Ms. CONWAY. Well, Roe left open the door for that.
Mr. NADLER. No. The existing law, basically, as I understand it, is abortion is legal for any States. States can’t regulate it in the first three months. States have certain regulatory authority in the next three months, and the final three months they can be prohibited except to save the life or health of the mother. The States can prohibit abortion in the last three months if they want to, or the Federal Government could, for that matter, except when the life or health of the mother is at risk.
Speaking at National Journal’s “Women 2020 Conference” in 2012, Conway said that contraceptives should be considered an economic issue, “but I also know you can get the pill at Target for nine dollars, and so if we’re going to … say that there is a ‘war on women’ nationwide being foisted by one political party because it seems expedient to do so” then that is “unfair to women” because it makes it seem like contraceptives and abortion are the only issues that matter to them.

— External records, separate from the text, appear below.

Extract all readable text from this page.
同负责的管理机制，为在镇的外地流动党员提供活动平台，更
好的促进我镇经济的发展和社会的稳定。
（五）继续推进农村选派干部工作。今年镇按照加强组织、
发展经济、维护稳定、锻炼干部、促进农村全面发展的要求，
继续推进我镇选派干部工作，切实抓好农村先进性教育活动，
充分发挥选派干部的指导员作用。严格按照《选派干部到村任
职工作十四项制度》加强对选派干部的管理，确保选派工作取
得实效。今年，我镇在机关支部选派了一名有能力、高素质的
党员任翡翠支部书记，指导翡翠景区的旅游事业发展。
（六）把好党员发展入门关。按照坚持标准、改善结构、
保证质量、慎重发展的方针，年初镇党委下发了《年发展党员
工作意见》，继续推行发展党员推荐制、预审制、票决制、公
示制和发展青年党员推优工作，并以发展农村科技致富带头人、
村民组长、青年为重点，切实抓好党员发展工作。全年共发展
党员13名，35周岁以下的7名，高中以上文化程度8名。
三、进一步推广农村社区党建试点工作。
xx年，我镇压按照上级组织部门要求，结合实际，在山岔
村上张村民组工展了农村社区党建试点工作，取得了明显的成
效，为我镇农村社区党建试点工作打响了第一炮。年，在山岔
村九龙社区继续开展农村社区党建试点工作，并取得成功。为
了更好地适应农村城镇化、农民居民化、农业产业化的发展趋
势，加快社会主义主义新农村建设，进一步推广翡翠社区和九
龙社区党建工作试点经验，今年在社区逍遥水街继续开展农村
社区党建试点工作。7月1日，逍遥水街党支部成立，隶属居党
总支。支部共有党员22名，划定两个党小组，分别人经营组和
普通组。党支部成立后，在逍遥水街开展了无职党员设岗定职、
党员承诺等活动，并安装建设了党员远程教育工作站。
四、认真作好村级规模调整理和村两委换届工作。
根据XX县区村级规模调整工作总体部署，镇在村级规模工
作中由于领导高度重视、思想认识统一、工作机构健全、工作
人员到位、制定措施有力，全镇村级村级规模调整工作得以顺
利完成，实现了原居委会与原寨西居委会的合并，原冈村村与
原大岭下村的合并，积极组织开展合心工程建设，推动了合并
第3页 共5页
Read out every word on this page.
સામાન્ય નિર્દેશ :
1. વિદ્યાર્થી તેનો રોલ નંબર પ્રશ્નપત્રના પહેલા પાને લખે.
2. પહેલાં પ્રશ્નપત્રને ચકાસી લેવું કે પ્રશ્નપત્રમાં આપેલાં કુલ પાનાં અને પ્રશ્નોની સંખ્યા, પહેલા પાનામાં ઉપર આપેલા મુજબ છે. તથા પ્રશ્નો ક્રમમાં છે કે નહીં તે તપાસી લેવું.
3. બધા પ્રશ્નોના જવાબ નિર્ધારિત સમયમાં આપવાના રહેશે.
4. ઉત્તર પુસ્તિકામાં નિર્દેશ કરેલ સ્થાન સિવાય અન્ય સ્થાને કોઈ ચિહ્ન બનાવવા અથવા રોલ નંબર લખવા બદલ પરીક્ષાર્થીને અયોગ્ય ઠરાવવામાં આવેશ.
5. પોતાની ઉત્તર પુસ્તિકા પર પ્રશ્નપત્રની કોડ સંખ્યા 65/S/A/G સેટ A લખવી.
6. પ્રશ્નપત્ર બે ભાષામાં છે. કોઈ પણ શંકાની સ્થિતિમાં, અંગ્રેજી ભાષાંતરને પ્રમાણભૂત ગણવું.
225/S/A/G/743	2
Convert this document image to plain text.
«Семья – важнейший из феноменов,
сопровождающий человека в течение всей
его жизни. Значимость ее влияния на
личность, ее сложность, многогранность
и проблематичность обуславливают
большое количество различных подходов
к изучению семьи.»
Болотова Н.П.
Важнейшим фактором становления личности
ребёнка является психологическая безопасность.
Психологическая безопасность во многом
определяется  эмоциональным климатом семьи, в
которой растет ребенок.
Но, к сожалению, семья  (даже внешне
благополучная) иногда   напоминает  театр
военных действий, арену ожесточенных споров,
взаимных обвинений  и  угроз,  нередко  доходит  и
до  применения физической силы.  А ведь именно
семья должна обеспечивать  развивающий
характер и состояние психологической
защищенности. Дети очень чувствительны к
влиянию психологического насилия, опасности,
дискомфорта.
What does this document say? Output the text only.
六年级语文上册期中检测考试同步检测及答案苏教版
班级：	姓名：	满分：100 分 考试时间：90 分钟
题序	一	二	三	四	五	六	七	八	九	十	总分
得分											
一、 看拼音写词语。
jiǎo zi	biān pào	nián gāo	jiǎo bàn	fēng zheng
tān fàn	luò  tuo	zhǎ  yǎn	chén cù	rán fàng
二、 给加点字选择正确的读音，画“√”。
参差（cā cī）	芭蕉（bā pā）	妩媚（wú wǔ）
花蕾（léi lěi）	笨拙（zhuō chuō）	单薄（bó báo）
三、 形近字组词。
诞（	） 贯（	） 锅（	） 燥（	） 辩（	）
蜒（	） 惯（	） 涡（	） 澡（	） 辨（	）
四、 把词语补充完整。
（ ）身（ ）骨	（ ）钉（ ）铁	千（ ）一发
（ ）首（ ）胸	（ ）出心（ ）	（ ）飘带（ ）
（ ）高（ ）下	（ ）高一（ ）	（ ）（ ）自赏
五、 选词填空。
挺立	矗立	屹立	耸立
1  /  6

She claimed that “nobody is suggesting” limiting contraceptives (which was and remains demonstrably false—as is her other suggestion that contraceptives are cheap and easy to access), and that the conservative arguments against contraceptive access were really about conscience objections. She made similar points to Politico that year.
Conway again disregarded facts while speaking on a panel with Planned Parenthood President Cecile Richards during the annual 2012 New Yorker Festival, instead accusing liberals of trying to change the definition of women’s health care.
“When women talk about women’s health, they really don’t restrict it to abortion and contraception,” Conway said. “And part of the hijacking of a lexicon this year has been, instead of talking about abortion, then it was ‘choice,’ now it’s ‘women’s health.’ It’s kind of insulting women who also look at health as cancer and access to health care.”
Richards pointed out that Planned Parenthood does include cancer as part of their work. The organization provides cervical cancer screenings, HPV vaccinations, and breast exam services to their patients. Conway, however, disregarded this and claimed she “didn’t hear” Richards mention it that day, adding “your group is called Planned Parenthood, it’s not called planning … to be an octogenarian.”